At the start at the seminar we were told about the different types of interviews that could occur, this included the MMI – multiple mini interviews. Most universities are now implementing the multiple mini interviews. MMI’s include 5-10 stations, spending approximately 10 minutes on each station with some including role play. The role play station is mainly to show that you are caring and empathetic as person which to become a doctor is a must.

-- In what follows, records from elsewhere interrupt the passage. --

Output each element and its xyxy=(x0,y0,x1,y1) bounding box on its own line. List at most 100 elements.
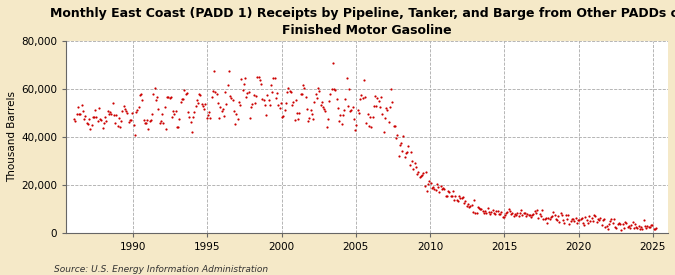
Point xyxy=(237,88,248,92)
Point xyxy=(387,100,398,104)
Point xyxy=(627,220,638,224)
Point xyxy=(281,100,292,105)
Point xyxy=(127,111,138,115)
Point xyxy=(293,117,304,121)
Point xyxy=(196,101,207,106)
Point xyxy=(132,108,142,112)
Point xyxy=(213,101,223,105)
Point xyxy=(603,221,614,226)
Point xyxy=(90,108,101,112)
Point xyxy=(580,214,591,219)
Point xyxy=(351,123,362,127)
Point xyxy=(223,69,234,73)
Point xyxy=(171,125,182,129)
Point xyxy=(404,163,415,167)
Point xyxy=(594,218,605,222)
Point xyxy=(215,104,225,109)
Point xyxy=(115,125,126,130)
Point xyxy=(105,110,115,114)
Point xyxy=(435,184,446,188)
Point xyxy=(585,218,596,223)
Point xyxy=(309,100,320,104)
Point xyxy=(296,92,306,97)
Point xyxy=(230,122,240,126)
Point xyxy=(646,223,657,227)
Point xyxy=(574,217,585,222)
Point xyxy=(211,92,222,96)
Point xyxy=(398,134,409,138)
Point xyxy=(518,211,529,216)
Point xyxy=(538,216,549,221)
Point xyxy=(464,204,475,209)
Point xyxy=(631,225,642,229)
Point xyxy=(418,171,429,175)
Point xyxy=(299,86,310,90)
Point xyxy=(352,108,363,112)
Point xyxy=(174,117,185,121)
Point xyxy=(198,104,209,108)
Point xyxy=(445,193,456,198)
Point xyxy=(357,96,368,101)
Point xyxy=(611,226,622,230)
Point xyxy=(286,90,296,94)
Point xyxy=(534,211,545,216)
Point xyxy=(240,75,250,80)
Point xyxy=(403,144,414,148)
Point xyxy=(412,171,423,176)
Point xyxy=(413,169,424,174)
Point xyxy=(262,93,273,97)
Point xyxy=(251,94,262,98)
Point xyxy=(513,214,524,219)
Point xyxy=(168,109,179,113)
Point xyxy=(94,106,105,110)
Point xyxy=(324,99,335,103)
Point xyxy=(72,112,82,116)
Point xyxy=(151,98,161,102)
Point xyxy=(355,97,366,101)
Point xyxy=(304,116,315,120)
Point xyxy=(543,216,554,221)
Point xyxy=(146,112,157,116)
Point xyxy=(637,227,648,232)
Point xyxy=(421,170,431,175)
Point xyxy=(596,223,607,227)
Point xyxy=(410,164,421,169)
Point xyxy=(252,75,263,79)
Point xyxy=(100,115,111,120)
Point xyxy=(600,225,611,230)
Point xyxy=(649,227,660,231)
Point xyxy=(621,221,632,226)
Point xyxy=(651,226,661,230)
Point xyxy=(576,216,587,220)
Point xyxy=(483,209,494,214)
Point xyxy=(504,208,515,213)
Point xyxy=(364,115,375,119)
Point xyxy=(70,118,81,123)
Point xyxy=(416,173,427,177)
Point xyxy=(391,136,402,140)
Point xyxy=(169,112,180,116)
Point xyxy=(95,117,105,122)
Point xyxy=(289,118,300,122)
Point xyxy=(632,226,643,230)
Point xyxy=(277,114,288,119)
Point xyxy=(198,107,209,111)
Point xyxy=(158,121,169,126)
Point xyxy=(449,198,460,202)
Point xyxy=(331,97,342,101)
Point xyxy=(91,114,102,119)
Point xyxy=(134,93,145,98)
Point xyxy=(320,109,331,114)
Point xyxy=(170,109,181,113)
Point xyxy=(325,92,336,96)
Point xyxy=(376,95,387,100)
Point xyxy=(452,198,462,202)
Point xyxy=(219,114,230,118)
Point xyxy=(138,117,149,122)
Point xyxy=(575,216,586,221)
Point xyxy=(327,61,338,65)
Point xyxy=(311,95,322,100)
Point xyxy=(113,116,124,120)
Point xyxy=(200,101,211,106)
Point xyxy=(523,213,534,217)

In addition to a-levels there are admission tests that you have to take to be able to do a medicine, dentistry or veterinary course. These tests are the UKCAT test and BMAT test. Which of these tests you take is dependent on which university you apply to. At this conference we were told about ‘kaplan’ a website which prepares you for these tests in various methods depending on what you choose. The main focus was the UKCAT test as this is what most universities require. So we were given a walk through some questions from the sections by a medical student. The medical student explained to us that with these test you can’t revise as much but rather prepare by doing practise questions with a time limit. This is because the main hurdle of these tests are finishing all the questions in the time given. Here’s the link to this resource:
After a break there was representatives from two universities outside of the UK which offers the medicine course. The two universities that was discussed about was St George’s University in Grenada and the Humanitas University in Italy, Milan. Listening to the representatives made me consider pursuing higher education outside of the UK and how it would be a great experience meeting people from all over the world, maybe learning a new language as well as fulfilling my wish of living outside the UK for some years.
Towards the end of the seminar we had an inspirational talk geared towards writing a personal statement that clearly displays your passion to do medicine. We were encouraged to think about three things that are interesting and different to why you want to become a doctor. Three things that will make your personal statement personal and unique. Once you have thought of those three things share it with your friend and family, see if it makes them intrigued and so when you go to an interview you’ll have something different to talk about that will make you ‘stand out’ from the rest of the applicants.
When mentioning any relevant work experience write more about what you have learned from the experience rather than what you did. Talk about how it made you feel, what it made you think and the skills you acquired. There’s no point in rattling on about what you did if you’re not showing how it has impacted you on decision to become a doctor, whether it be negative or positive!
Your interests and hobbies you do out of school is another factor that comes into play in the personal statement. Many of you would be thinking what’s the importance in this, but many medical schools want to see an all-round student, someone who can interact with people as in the medical field you would have a lot contact with people; be it patients or staff. Anything that shows from teamwork skills to just showing that you’re not just all work and no play is desirable but not compulsory.
This is also where I got the idea of starting a blog/website about my journey to becoming a doctor. By having a blog/website documenting it all it will show that you are dedicated to pursue the career and as I have found it also works as a motivator keeping track of all your progress. In your personal statement you could include the link to your blog/website so anything you weren’t able to include in your personal statement due to the word limit.